Mandibular movements and bite force in Alzheimer's disease before and after new denture insertion
MetadataShow full item record
Chewing impairment has been observed in elders with Alzheimer's disease (AD); however, it is unknown whether oral rehabilitation can improve their masticatory function. This study evaluated the influence of new removable prostheses on chewing function of patients with AD. Participants using removable dentures were divided into two groups: patients with mild AD (77·2 ± 5·8 years, n = 16) and controls (76·0 ± 4·4, n = 16). All participants received general dental treatment and new total and/or partial removable prostheses. After 2 months of adaptation to the new dentures, chewing was evaluated by the following parameters: masticatory cycle time (CT), cycle velocity (CV), and opening (OA) and closing mandibular angles (CA), registered by a kinesiographic device.
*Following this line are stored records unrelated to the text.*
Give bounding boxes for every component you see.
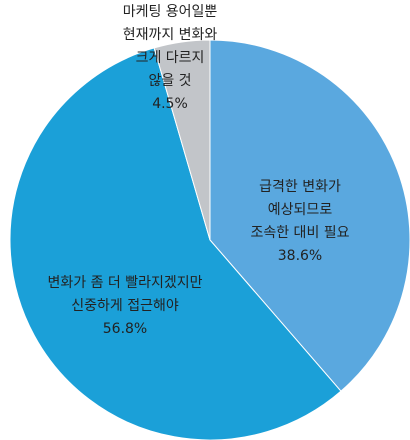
slice-label: 변화가 좀 더 빨라지겠지만: [47, 275, 202, 291]
slice-label: 현재까지 변화와: [123, 27, 218, 43]
slice-label: 크게 다르지: [136, 50, 205, 66]
pie-slice: [9, 47, 342, 440]
slice-label: 조속한 대비 필요: [250, 225, 349, 241]
slice-label: 급격한 변화가: [259, 179, 341, 195]
pie-slice: [209, 39, 410, 392]
pie-slice: [153, 39, 211, 241]
slice-label: 예상되므로: [268, 202, 333, 218]
slice-label: 않을 것: [148, 73, 191, 89]
value-label: 4.5%: [152, 96, 188, 112]
value-label: 56.8%: [103, 321, 147, 337]
slice-label: 마케팅 용어일뿐: [123, 4, 218, 20]
slice-label: 신중하게 접근해야: [71, 298, 179, 314]
value-label: 38.6%: [278, 248, 322, 264]
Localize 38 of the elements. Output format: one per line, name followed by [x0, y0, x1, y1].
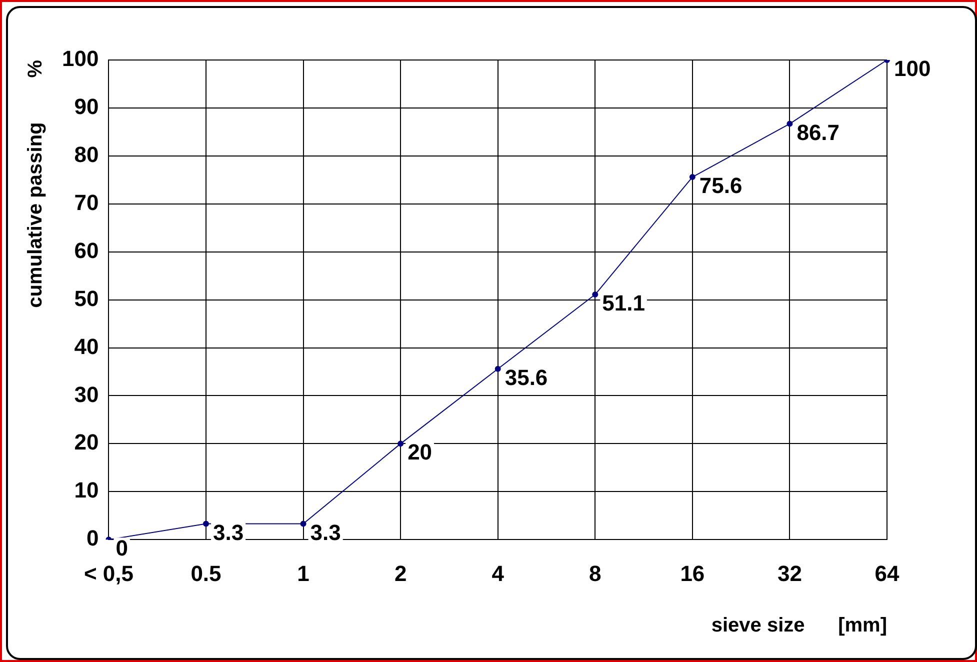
x-tick-label: 2	[394, 560, 407, 586]
data-label: 86.7	[796, 120, 840, 145]
x-tick-label: 4	[492, 560, 505, 586]
data-label: 75.6	[699, 173, 742, 198]
data-label: 20	[408, 440, 432, 465]
point	[592, 292, 598, 298]
y-tick-label: 50	[74, 286, 99, 311]
point	[689, 174, 696, 180]
x-tick-label: 0.5	[190, 560, 222, 586]
y-tick-label: 40	[74, 334, 99, 359]
data-label: 100	[894, 56, 931, 82]
data-label: 3.3	[212, 520, 244, 545]
point	[398, 440, 404, 447]
y-axis-title: cumulative passing %	[24, 60, 47, 308]
y-tick-label: 10	[74, 478, 99, 503]
x-tick-label: < 0,5	[84, 560, 134, 586]
x-axis-title: sieve size [mm]	[711, 614, 887, 637]
x-tick-label: 1	[297, 560, 310, 586]
y-tick-label: 80	[74, 142, 99, 167]
x-tick-label: 64	[874, 560, 900, 586]
y-tick-label: 0	[86, 526, 99, 551]
point	[300, 520, 306, 527]
y-tick-label: 90	[74, 94, 99, 120]
data-label: 3.3	[310, 520, 341, 545]
x-tick-label: 32	[777, 560, 802, 586]
x-tick-label: 8	[589, 560, 602, 586]
data-label: 0	[116, 536, 128, 561]
point	[786, 120, 793, 127]
y-tick-label: 70	[74, 190, 99, 215]
y-tick-label: 30	[74, 382, 99, 407]
data-label: 35.6	[504, 364, 548, 390]
y-tick-label: 20	[74, 430, 99, 455]
point	[202, 520, 209, 527]
y-tick-label: 100	[62, 46, 99, 72]
data-label: 51.1	[602, 290, 645, 316]
y-tick-label: 60	[74, 238, 99, 263]
x-tick-label: 16	[680, 560, 705, 586]
point	[494, 366, 501, 372]
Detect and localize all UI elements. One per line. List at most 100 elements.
Maximum bite force (MBF) was assessed using a strain sensor. Evaluations were performed at baseline and after insertion of the new prostheses. A mixed model (α = 5%) was used for within- and between-subject analyses. After insertion of new prostheses, CT was reduced, and CV and MBF were increased in both groups (P < 0·05). There were no changes in OA or CA (P > 0·05). Compared to controls, elders with AD showed higher CT and reduced MBF and CV both at baseline and after insertion of new prostheses (P < 0·05). However, OA and CA did not differ between groups (P > 0·05). Insertion of new removable prostheses improved masticatory function in elders with and without AD, but patients with mild AD still had reduced chewing parameters compared to controls.